In fact I wrote on The Old Blog about something very similar in the Orion Nebula, called the Orion Bar, and the article features images from Keck and JWST, so please check that out for more beauty and physics.

[Zoom in on the Ghost of Cassiopeia. Credit: Hubble, Digitized Sky Survey 2, N. Risinger (skysurvey.org). Music: Astral Electronic.]

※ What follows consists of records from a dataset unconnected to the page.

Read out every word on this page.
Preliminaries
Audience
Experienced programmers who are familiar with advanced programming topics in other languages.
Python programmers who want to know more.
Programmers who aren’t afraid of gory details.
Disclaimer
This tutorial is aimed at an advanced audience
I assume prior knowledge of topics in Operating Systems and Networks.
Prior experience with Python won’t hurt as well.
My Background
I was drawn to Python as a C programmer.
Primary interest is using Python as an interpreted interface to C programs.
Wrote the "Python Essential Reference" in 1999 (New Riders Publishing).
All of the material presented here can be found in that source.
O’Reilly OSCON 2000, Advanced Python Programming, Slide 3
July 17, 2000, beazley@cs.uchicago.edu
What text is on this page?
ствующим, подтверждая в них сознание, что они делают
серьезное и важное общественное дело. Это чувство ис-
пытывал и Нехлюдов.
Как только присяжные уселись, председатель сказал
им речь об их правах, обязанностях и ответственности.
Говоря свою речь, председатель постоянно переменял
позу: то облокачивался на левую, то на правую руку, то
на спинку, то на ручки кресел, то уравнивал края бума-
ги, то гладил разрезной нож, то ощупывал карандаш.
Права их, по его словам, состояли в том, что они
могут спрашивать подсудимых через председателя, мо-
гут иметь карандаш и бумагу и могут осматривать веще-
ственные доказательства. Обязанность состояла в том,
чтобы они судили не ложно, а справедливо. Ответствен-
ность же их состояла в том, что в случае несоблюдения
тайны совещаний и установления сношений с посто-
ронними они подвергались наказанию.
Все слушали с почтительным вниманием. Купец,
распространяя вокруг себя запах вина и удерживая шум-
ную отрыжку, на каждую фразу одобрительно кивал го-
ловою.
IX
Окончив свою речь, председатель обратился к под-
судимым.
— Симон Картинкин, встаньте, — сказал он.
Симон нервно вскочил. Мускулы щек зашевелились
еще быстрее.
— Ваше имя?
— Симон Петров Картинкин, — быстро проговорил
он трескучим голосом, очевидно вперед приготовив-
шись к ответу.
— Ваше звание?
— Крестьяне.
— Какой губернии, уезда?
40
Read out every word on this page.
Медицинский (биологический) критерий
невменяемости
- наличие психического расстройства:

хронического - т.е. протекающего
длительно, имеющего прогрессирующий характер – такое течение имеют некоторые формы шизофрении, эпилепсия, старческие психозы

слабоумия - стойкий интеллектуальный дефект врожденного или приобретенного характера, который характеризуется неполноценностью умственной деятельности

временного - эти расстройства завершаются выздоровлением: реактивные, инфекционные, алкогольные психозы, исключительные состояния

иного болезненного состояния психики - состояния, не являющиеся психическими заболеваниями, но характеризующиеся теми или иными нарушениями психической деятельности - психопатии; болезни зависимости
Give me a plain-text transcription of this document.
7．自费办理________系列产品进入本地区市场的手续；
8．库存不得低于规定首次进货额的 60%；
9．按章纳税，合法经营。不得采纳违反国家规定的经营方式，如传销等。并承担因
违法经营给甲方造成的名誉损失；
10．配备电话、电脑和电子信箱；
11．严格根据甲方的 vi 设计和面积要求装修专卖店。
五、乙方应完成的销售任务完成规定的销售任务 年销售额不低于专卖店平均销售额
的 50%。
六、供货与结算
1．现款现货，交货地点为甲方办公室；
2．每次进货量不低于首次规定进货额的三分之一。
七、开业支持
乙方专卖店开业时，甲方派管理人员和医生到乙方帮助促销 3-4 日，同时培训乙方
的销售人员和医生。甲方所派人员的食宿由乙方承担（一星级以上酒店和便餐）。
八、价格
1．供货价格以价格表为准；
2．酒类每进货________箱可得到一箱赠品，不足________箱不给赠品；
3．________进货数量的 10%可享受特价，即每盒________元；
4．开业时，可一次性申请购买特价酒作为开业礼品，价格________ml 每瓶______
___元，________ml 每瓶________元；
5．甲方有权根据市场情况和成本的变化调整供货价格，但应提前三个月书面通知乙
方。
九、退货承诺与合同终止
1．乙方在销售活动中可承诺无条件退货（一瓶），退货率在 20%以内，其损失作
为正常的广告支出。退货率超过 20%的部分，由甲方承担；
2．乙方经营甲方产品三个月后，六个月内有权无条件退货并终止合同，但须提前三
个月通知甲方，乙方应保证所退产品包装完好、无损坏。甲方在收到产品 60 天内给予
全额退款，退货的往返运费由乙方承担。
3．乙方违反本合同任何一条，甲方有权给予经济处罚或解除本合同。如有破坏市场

It’s interesting that IC 63, the head of the Phoenix if you will, and IC 59, the wing on the left, look so different. IC 63 is much brighter and well defined, even though it looks like both are the same distance from Gamma Cas. I read some research papers on them, and in one astronomers looked at the emission of the gas and dust in both and determined IC 59 is not actually as close to the star as IC 63. We’re seeing a projection effect, where IC 59 is perhaps closer in physical space to us by a bit, but up higher in the image so it looks like it’s the same distance as IC 63. It’s like holding up your thumb next to a distant tree in a forest; it looks like your thumb is close to the tree but in reality it’s much closer to you than the other trees are.

I don’t have a lot of patience for Instagram and some other social media because of the amount of nonsense I see, but I do follow a lot of astrophotographers, and it’s all worth it when a jewel like this shows up in my feed. My thanks again to Ryan for allowing me to use it, and inspiring me to dig into this beauty.